Mayor Bill Herring gave an invocation with prayers to thank the many men and women who gave the ultimate sacrifice, their families who had to carry on without them and for the wounded still with us.
Guest Speaker, Ruben Gonzalez – Medina Country Veterans Service Officer & Lytle City Councilman – spoke about service to our country, as well as the importance of service to our community from organizations such as the VFW, Auxiliary, and the Boy Scouts. He spoke of his own 30-year military service and how the Boy Scouts were there to help and support his son while he was deployed on a tour of duty. He stressed the importance of leaders of these organizations that step up and are making a difference, and thanked them for what they do to assist others.
This Memorial Day ceremony began with a patriotic Flag Retirement ceremony led by Boy Scout Troop 72, and emcee, Gary Saathoff, of the VFW & Troop 72. “The U.S. flag is more than just some brightly colored cloth; it is a symbol of our nation.
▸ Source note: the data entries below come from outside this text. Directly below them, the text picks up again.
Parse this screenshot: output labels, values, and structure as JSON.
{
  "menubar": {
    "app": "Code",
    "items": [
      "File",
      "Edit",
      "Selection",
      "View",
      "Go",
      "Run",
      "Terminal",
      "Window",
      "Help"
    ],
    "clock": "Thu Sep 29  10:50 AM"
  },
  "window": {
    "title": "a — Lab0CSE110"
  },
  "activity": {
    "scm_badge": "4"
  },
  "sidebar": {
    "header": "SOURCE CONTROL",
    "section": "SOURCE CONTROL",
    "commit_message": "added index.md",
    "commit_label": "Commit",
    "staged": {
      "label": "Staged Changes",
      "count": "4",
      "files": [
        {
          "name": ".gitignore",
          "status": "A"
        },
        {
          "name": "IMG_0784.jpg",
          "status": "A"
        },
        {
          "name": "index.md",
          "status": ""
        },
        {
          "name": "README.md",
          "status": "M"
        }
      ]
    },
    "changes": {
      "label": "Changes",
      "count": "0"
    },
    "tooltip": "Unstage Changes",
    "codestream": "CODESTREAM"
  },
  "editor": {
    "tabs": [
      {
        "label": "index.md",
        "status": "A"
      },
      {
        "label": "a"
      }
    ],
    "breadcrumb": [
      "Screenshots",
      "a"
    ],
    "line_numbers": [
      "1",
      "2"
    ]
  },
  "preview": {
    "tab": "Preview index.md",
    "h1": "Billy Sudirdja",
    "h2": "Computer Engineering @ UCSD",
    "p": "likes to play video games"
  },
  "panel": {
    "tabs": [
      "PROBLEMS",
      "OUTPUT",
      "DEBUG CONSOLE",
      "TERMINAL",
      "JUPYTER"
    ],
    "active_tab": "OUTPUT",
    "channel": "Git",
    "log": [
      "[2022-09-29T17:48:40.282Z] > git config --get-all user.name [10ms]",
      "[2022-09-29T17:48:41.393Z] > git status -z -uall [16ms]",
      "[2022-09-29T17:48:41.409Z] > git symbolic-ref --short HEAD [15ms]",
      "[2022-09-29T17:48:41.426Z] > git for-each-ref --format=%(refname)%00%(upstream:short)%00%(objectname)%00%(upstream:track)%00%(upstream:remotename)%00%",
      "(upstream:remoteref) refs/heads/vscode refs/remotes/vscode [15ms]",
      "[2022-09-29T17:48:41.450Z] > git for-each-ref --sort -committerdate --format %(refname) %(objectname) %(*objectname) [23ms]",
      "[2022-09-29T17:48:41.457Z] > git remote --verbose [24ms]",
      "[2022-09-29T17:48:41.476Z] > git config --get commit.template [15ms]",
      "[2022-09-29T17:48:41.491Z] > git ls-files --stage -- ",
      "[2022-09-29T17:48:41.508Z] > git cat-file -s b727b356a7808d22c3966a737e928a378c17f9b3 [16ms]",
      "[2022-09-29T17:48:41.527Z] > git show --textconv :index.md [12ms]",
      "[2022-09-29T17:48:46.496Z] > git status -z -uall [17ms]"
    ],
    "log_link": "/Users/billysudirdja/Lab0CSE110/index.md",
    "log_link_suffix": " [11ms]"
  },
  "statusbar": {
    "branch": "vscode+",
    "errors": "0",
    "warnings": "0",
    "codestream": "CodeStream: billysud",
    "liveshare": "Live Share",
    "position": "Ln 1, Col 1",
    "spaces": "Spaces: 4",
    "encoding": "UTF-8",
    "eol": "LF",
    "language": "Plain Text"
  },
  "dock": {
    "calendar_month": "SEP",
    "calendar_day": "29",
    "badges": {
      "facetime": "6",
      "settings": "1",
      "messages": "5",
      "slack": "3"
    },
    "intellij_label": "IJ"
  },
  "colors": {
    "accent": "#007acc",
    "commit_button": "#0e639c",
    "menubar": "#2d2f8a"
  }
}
The stripes represent the original 13 colonies that gained us liberty. The red stripes remind us of the lifeblood of brave men & women who were ready to die for this, their country. The white stripes remind us of purity & cleanliness of purpose, thought, word and deed. The blue stands for valor and courage that binds our fifty states together. The blue field with 50 stars is indicative of God’s heaven under which it flies.”
“The U.S. flag should be treated with respect when it is flying, and it should be treated with respect when it is being retired.” “Therefore, we retire flags with dignity and respect when they become worn, torn, faded, or badly soiled, according to the U.S. Flag Code.” Veterans and current military members began the ceremony by lowering the prepared flags into the flames and honoring each with a retirement final salute. The Boy Scouts assisted in the ceremony as all attendees were invited to also retire the flags in the flames while the military service anthems were played. It was a solemn, yet powerful reminder of why we were gathered that day – to honor the fallen, and to honor our country that they fought to defend.
Following the retirement, Pedro Gonzalez played a beautiful and moving saxophone rendition of the Star Spangled Banner to conclude the Patriotic part of the ceremony.
Concluding the day’s event was the emotional Missing Man Table ceremony as a memorial for fallen, missing, or imprisoned military service-members. Boy Scouts brought out each individual piece, which had special meaning of remembrance: The table is small and set for one — symbolizing the lone prisoner, or the isolation from family of someone killed in action; the table is round, with no end, to represent everlasting concern on the part of the survivors for their missing loved one; the tablecloth is white –symbolizing purity of intention in responding to the nation’s call to arms; the chair is empty, for they are not here; the wine glass in inverted for they cannot toast with us today; the Bible represents the spiritual strength and faith to sustain those lost from our country; the slices of lemon remind us of their bitter suffering; the grains of salt represent the countless tears of the families; the single red rose signifies the blood that many have shed in sacrifice to ensure the freedom of our beloved united States of America, and also remind us of loved ones who keep the faith awaiting their return; the folded flag symbolizes all who have served alongside them, they have donned the same proud uniform, being sworn to the same faith and allegiance.; the burning candle and yellow ribbon symbolize the everlasting hope of a reunion with the missing. We will never forget their sacrifice. Remember!